Aside from being a senior designer at animation studio Aardman, which has brought us loveable characters such as Wallis and Gromit, Gavin Strange also spends a chunk of his time – three hours from 5am every morning after his newborn baby wakes up specifically – working on personal projects. These have ranged from small, self-initiated graphic design pieces to directing music videos for rappers.

While Strange is a keen proponent of passion projects because of the freedom it gives you, during his talk he also warned that personal work “doesn’t always work out” and advised being able to “take the hits and get hench”.

Strange talked about one of his own personal projects – an animated children’s show centred around a group of cats – as an example of this. After collaborating with a large number of creatives he admired for their own work, and spending countless hours developing the characters and storyline, the show ended up falling through. “I became so enamoured with the process that it wasn’t really me anymore – everything got a bit messy and confusing,” Strange said.

Brendan Dawes

Artist and designer Brendan Dawes’ work focuses on what he calls the “interesting space” between analogue and digital. He is the author of two books on interaction design, and has created commissions for the likes of Airbnb, Google and EE.

A large part of Dawes’ work deals with data visualisation, exploring themes such as what happens when we “bump into or trip over” data, and how it alters our view of the world. It was during the course of a data visualisation project for commodities and energy markets site Platts that he learnt about the value of trial and error and “happy accidents” for creatives. Dawes was asked to create an animated visualisation showing the journey of over 3,000 ships from five months of historical shipping data, to go on display during the London Oil Forum in London.
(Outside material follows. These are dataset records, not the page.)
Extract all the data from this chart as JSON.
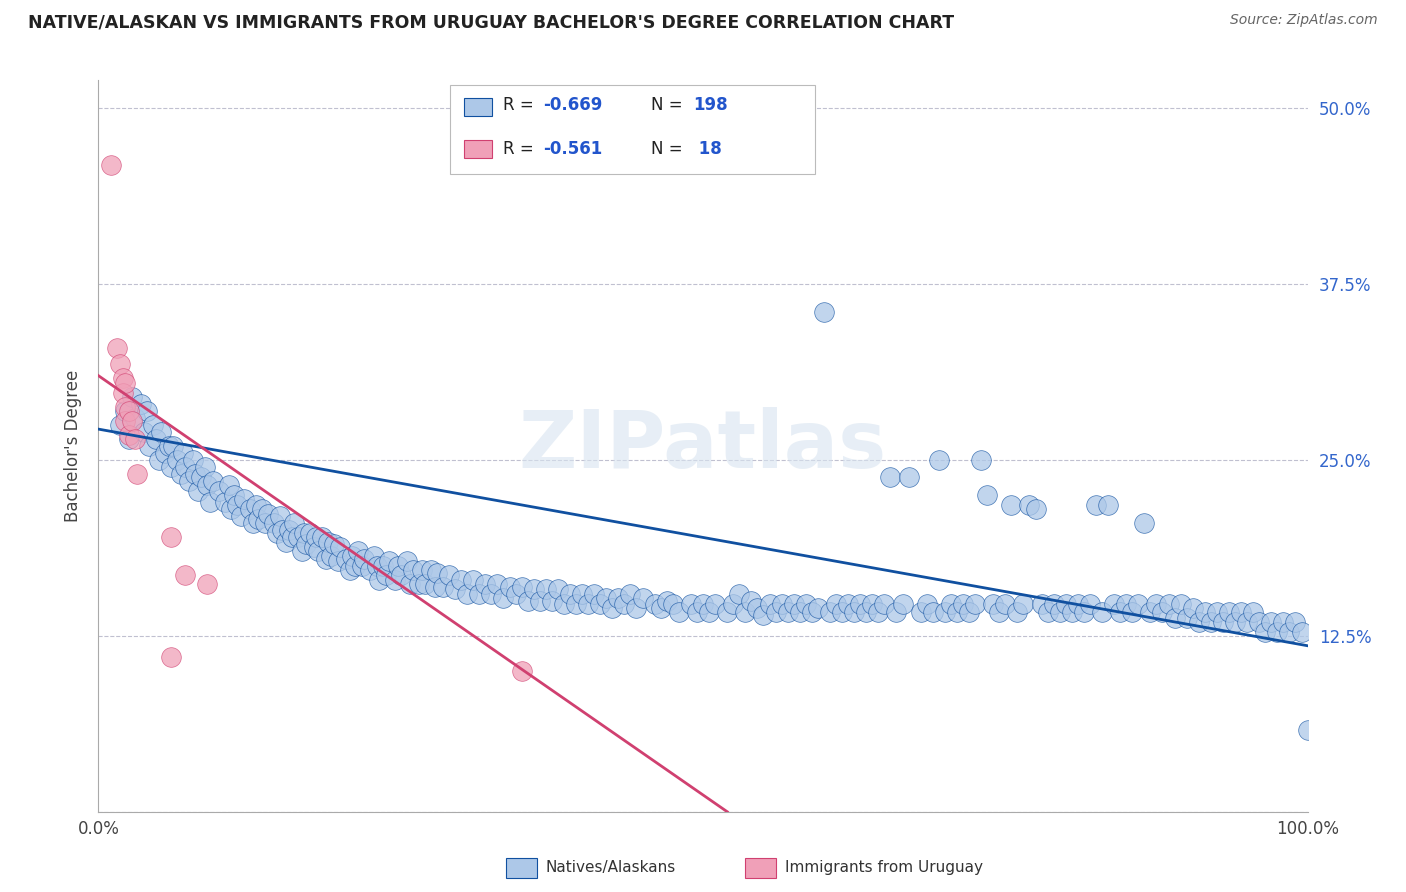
{
  "title": "NATIVE/ALASKAN VS IMMIGRANTS FROM URUGUAY BACHELOR'S DEGREE CORRELATION CHART",
  "source": "Source: ZipAtlas.com",
  "ylabel": "Bachelor's Degree",
  "xlim": [
    0,
    1.0
  ],
  "ylim": [
    0,
    0.52
  ],
  "xticks": [
    0.0,
    1.0
  ],
  "xticklabels": [
    "0.0%",
    "100.0%"
  ],
  "yticks_right": [
    0.125,
    0.25,
    0.375,
    0.5
  ],
  "yticklabels_right": [
    "12.5%",
    "25.0%",
    "37.5%",
    "50.0%"
  ],
  "color_blue": "#adc8e8",
  "color_pink": "#f0a0b8",
  "line_blue": "#1050a0",
  "line_pink": "#d04070",
  "watermark": "ZIPatlas",
  "background": "#ffffff",
  "grid_color": "#c0c0d0",
  "blue_scatter": [
    [
      0.018,
      0.275
    ],
    [
      0.022,
      0.285
    ],
    [
      0.025,
      0.265
    ],
    [
      0.028,
      0.295
    ],
    [
      0.03,
      0.28
    ],
    [
      0.035,
      0.29
    ],
    [
      0.038,
      0.27
    ],
    [
      0.04,
      0.285
    ],
    [
      0.042,
      0.26
    ],
    [
      0.045,
      0.275
    ],
    [
      0.048,
      0.265
    ],
    [
      0.05,
      0.25
    ],
    [
      0.052,
      0.27
    ],
    [
      0.055,
      0.255
    ],
    [
      0.058,
      0.26
    ],
    [
      0.06,
      0.245
    ],
    [
      0.062,
      0.26
    ],
    [
      0.065,
      0.25
    ],
    [
      0.068,
      0.24
    ],
    [
      0.07,
      0.255
    ],
    [
      0.072,
      0.245
    ],
    [
      0.075,
      0.235
    ],
    [
      0.078,
      0.25
    ],
    [
      0.08,
      0.24
    ],
    [
      0.082,
      0.228
    ],
    [
      0.085,
      0.238
    ],
    [
      0.088,
      0.245
    ],
    [
      0.09,
      0.232
    ],
    [
      0.092,
      0.22
    ],
    [
      0.095,
      0.235
    ],
    [
      0.1,
      0.228
    ],
    [
      0.105,
      0.22
    ],
    [
      0.108,
      0.232
    ],
    [
      0.11,
      0.215
    ],
    [
      0.112,
      0.225
    ],
    [
      0.115,
      0.218
    ],
    [
      0.118,
      0.21
    ],
    [
      0.12,
      0.222
    ],
    [
      0.125,
      0.215
    ],
    [
      0.128,
      0.205
    ],
    [
      0.13,
      0.218
    ],
    [
      0.132,
      0.208
    ],
    [
      0.135,
      0.215
    ],
    [
      0.138,
      0.205
    ],
    [
      0.14,
      0.212
    ],
    [
      0.145,
      0.205
    ],
    [
      0.148,
      0.198
    ],
    [
      0.15,
      0.21
    ],
    [
      0.152,
      0.2
    ],
    [
      0.155,
      0.192
    ],
    [
      0.158,
      0.2
    ],
    [
      0.16,
      0.195
    ],
    [
      0.162,
      0.205
    ],
    [
      0.165,
      0.195
    ],
    [
      0.168,
      0.185
    ],
    [
      0.17,
      0.198
    ],
    [
      0.172,
      0.19
    ],
    [
      0.175,
      0.198
    ],
    [
      0.178,
      0.188
    ],
    [
      0.18,
      0.195
    ],
    [
      0.182,
      0.185
    ],
    [
      0.185,
      0.195
    ],
    [
      0.188,
      0.18
    ],
    [
      0.19,
      0.192
    ],
    [
      0.192,
      0.182
    ],
    [
      0.195,
      0.19
    ],
    [
      0.198,
      0.178
    ],
    [
      0.2,
      0.188
    ],
    [
      0.205,
      0.18
    ],
    [
      0.208,
      0.172
    ],
    [
      0.21,
      0.182
    ],
    [
      0.212,
      0.175
    ],
    [
      0.215,
      0.185
    ],
    [
      0.218,
      0.175
    ],
    [
      0.22,
      0.18
    ],
    [
      0.225,
      0.172
    ],
    [
      0.228,
      0.182
    ],
    [
      0.23,
      0.175
    ],
    [
      0.232,
      0.165
    ],
    [
      0.235,
      0.175
    ],
    [
      0.238,
      0.168
    ],
    [
      0.24,
      0.178
    ],
    [
      0.245,
      0.165
    ],
    [
      0.248,
      0.175
    ],
    [
      0.25,
      0.168
    ],
    [
      0.255,
      0.178
    ],
    [
      0.258,
      0.162
    ],
    [
      0.26,
      0.172
    ],
    [
      0.265,
      0.162
    ],
    [
      0.268,
      0.172
    ],
    [
      0.27,
      0.162
    ],
    [
      0.275,
      0.172
    ],
    [
      0.278,
      0.16
    ],
    [
      0.28,
      0.17
    ],
    [
      0.285,
      0.16
    ],
    [
      0.29,
      0.168
    ],
    [
      0.295,
      0.158
    ],
    [
      0.3,
      0.165
    ],
    [
      0.305,
      0.155
    ],
    [
      0.31,
      0.165
    ],
    [
      0.315,
      0.155
    ],
    [
      0.32,
      0.162
    ],
    [
      0.325,
      0.155
    ],
    [
      0.33,
      0.162
    ],
    [
      0.335,
      0.152
    ],
    [
      0.34,
      0.16
    ],
    [
      0.345,
      0.155
    ],
    [
      0.35,
      0.16
    ],
    [
      0.355,
      0.15
    ],
    [
      0.36,
      0.158
    ],
    [
      0.365,
      0.15
    ],
    [
      0.37,
      0.158
    ],
    [
      0.375,
      0.15
    ],
    [
      0.38,
      0.158
    ],
    [
      0.385,
      0.148
    ],
    [
      0.39,
      0.155
    ],
    [
      0.395,
      0.148
    ],
    [
      0.4,
      0.155
    ],
    [
      0.405,
      0.148
    ],
    [
      0.41,
      0.155
    ],
    [
      0.415,
      0.148
    ],
    [
      0.42,
      0.152
    ],
    [
      0.425,
      0.145
    ],
    [
      0.43,
      0.152
    ],
    [
      0.435,
      0.148
    ],
    [
      0.44,
      0.155
    ],
    [
      0.445,
      0.145
    ],
    [
      0.45,
      0.152
    ],
    [
      0.46,
      0.148
    ],
    [
      0.465,
      0.145
    ],
    [
      0.47,
      0.15
    ],
    [
      0.475,
      0.148
    ],
    [
      0.48,
      0.142
    ],
    [
      0.49,
      0.148
    ],
    [
      0.495,
      0.142
    ],
    [
      0.5,
      0.148
    ],
    [
      0.505,
      0.142
    ],
    [
      0.51,
      0.148
    ],
    [
      0.52,
      0.142
    ],
    [
      0.525,
      0.148
    ],
    [
      0.53,
      0.155
    ],
    [
      0.535,
      0.142
    ],
    [
      0.54,
      0.15
    ],
    [
      0.545,
      0.145
    ],
    [
      0.55,
      0.14
    ],
    [
      0.555,
      0.148
    ],
    [
      0.56,
      0.142
    ],
    [
      0.565,
      0.148
    ],
    [
      0.57,
      0.142
    ],
    [
      0.575,
      0.148
    ],
    [
      0.58,
      0.142
    ],
    [
      0.585,
      0.148
    ],
    [
      0.59,
      0.142
    ],
    [
      0.595,
      0.145
    ],
    [
      0.6,
      0.355
    ],
    [
      0.605,
      0.142
    ],
    [
      0.61,
      0.148
    ],
    [
      0.615,
      0.142
    ],
    [
      0.62,
      0.148
    ],
    [
      0.625,
      0.142
    ],
    [
      0.63,
      0.148
    ],
    [
      0.635,
      0.142
    ],
    [
      0.64,
      0.148
    ],
    [
      0.645,
      0.142
    ],
    [
      0.65,
      0.148
    ],
    [
      0.655,
      0.238
    ],
    [
      0.66,
      0.142
    ],
    [
      0.665,
      0.148
    ],
    [
      0.67,
      0.238
    ],
    [
      0.68,
      0.142
    ],
    [
      0.685,
      0.148
    ],
    [
      0.69,
      0.142
    ],
    [
      0.695,
      0.25
    ],
    [
      0.7,
      0.142
    ],
    [
      0.705,
      0.148
    ],
    [
      0.71,
      0.142
    ],
    [
      0.715,
      0.148
    ],
    [
      0.72,
      0.142
    ],
    [
      0.725,
      0.148
    ],
    [
      0.73,
      0.25
    ],
    [
      0.735,
      0.225
    ],
    [
      0.74,
      0.148
    ],
    [
      0.745,
      0.142
    ],
    [
      0.75,
      0.148
    ],
    [
      0.755,
      0.218
    ],
    [
      0.76,
      0.142
    ],
    [
      0.765,
      0.148
    ],
    [
      0.77,
      0.218
    ],
    [
      0.775,
      0.215
    ],
    [
      0.78,
      0.148
    ],
    [
      0.785,
      0.142
    ],
    [
      0.79,
      0.148
    ],
    [
      0.795,
      0.142
    ],
    [
      0.8,
      0.148
    ],
    [
      0.805,
      0.142
    ],
    [
      0.81,
      0.148
    ],
    [
      0.815,
      0.142
    ],
    [
      0.82,
      0.148
    ],
    [
      0.825,
      0.218
    ],
    [
      0.83,
      0.142
    ],
    [
      0.835,
      0.218
    ],
    [
      0.84,
      0.148
    ],
    [
      0.845,
      0.142
    ],
    [
      0.85,
      0.148
    ],
    [
      0.855,
      0.142
    ],
    [
      0.86,
      0.148
    ],
    [
      0.865,
      0.205
    ],
    [
      0.87,
      0.142
    ],
    [
      0.875,
      0.148
    ],
    [
      0.88,
      0.142
    ],
    [
      0.885,
      0.148
    ],
    [
      0.89,
      0.138
    ],
    [
      0.895,
      0.148
    ],
    [
      0.9,
      0.138
    ],
    [
      0.905,
      0.145
    ],
    [
      0.91,
      0.135
    ],
    [
      0.915,
      0.142
    ],
    [
      0.92,
      0.135
    ],
    [
      0.925,
      0.142
    ],
    [
      0.93,
      0.135
    ],
    [
      0.935,
      0.142
    ],
    [
      0.94,
      0.135
    ],
    [
      0.945,
      0.142
    ],
    [
      0.95,
      0.135
    ],
    [
      0.955,
      0.142
    ],
    [
      0.96,
      0.135
    ],
    [
      0.965,
      0.128
    ],
    [
      0.97,
      0.135
    ],
    [
      0.975,
      0.128
    ],
    [
      0.98,
      0.135
    ],
    [
      0.985,
      0.128
    ],
    [
      0.99,
      0.135
    ],
    [
      0.995,
      0.128
    ],
    [
      1.0,
      0.058
    ]
  ],
  "pink_scatter": [
    [
      0.01,
      0.46
    ],
    [
      0.015,
      0.33
    ],
    [
      0.018,
      0.318
    ],
    [
      0.02,
      0.308
    ],
    [
      0.02,
      0.298
    ],
    [
      0.022,
      0.288
    ],
    [
      0.022,
      0.278
    ],
    [
      0.022,
      0.305
    ],
    [
      0.025,
      0.285
    ],
    [
      0.025,
      0.268
    ],
    [
      0.028,
      0.278
    ],
    [
      0.03,
      0.265
    ],
    [
      0.032,
      0.24
    ],
    [
      0.06,
      0.195
    ],
    [
      0.072,
      0.168
    ],
    [
      0.09,
      0.162
    ],
    [
      0.35,
      0.1
    ],
    [
      0.06,
      0.11
    ]
  ],
  "blue_line": [
    [
      0.0,
      0.272
    ],
    [
      1.0,
      0.118
    ]
  ],
  "pink_line": [
    [
      0.0,
      0.31
    ],
    [
      0.52,
      0.0
    ]
  ],
  "pink_line_dashed": [
    [
      0.52,
      0.0
    ],
    [
      0.58,
      -0.03
    ]
  ]
}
While playing around with the data visualisations, he created one version that didn’t take into account the ships’ routes avoiding land, resulting in jagged, neon-coloured lines being stretched across the map of the world. As it turned out Platt actually loved this interpretation, according to Dawes – so much so that the graphics were used as the main visual for the official invite to the event. Dawes’ advice for budding designers at the festival was to always “show your mistakes”, adding that “sometimes something good can come out of them” – a fitting link to the festival name, as well.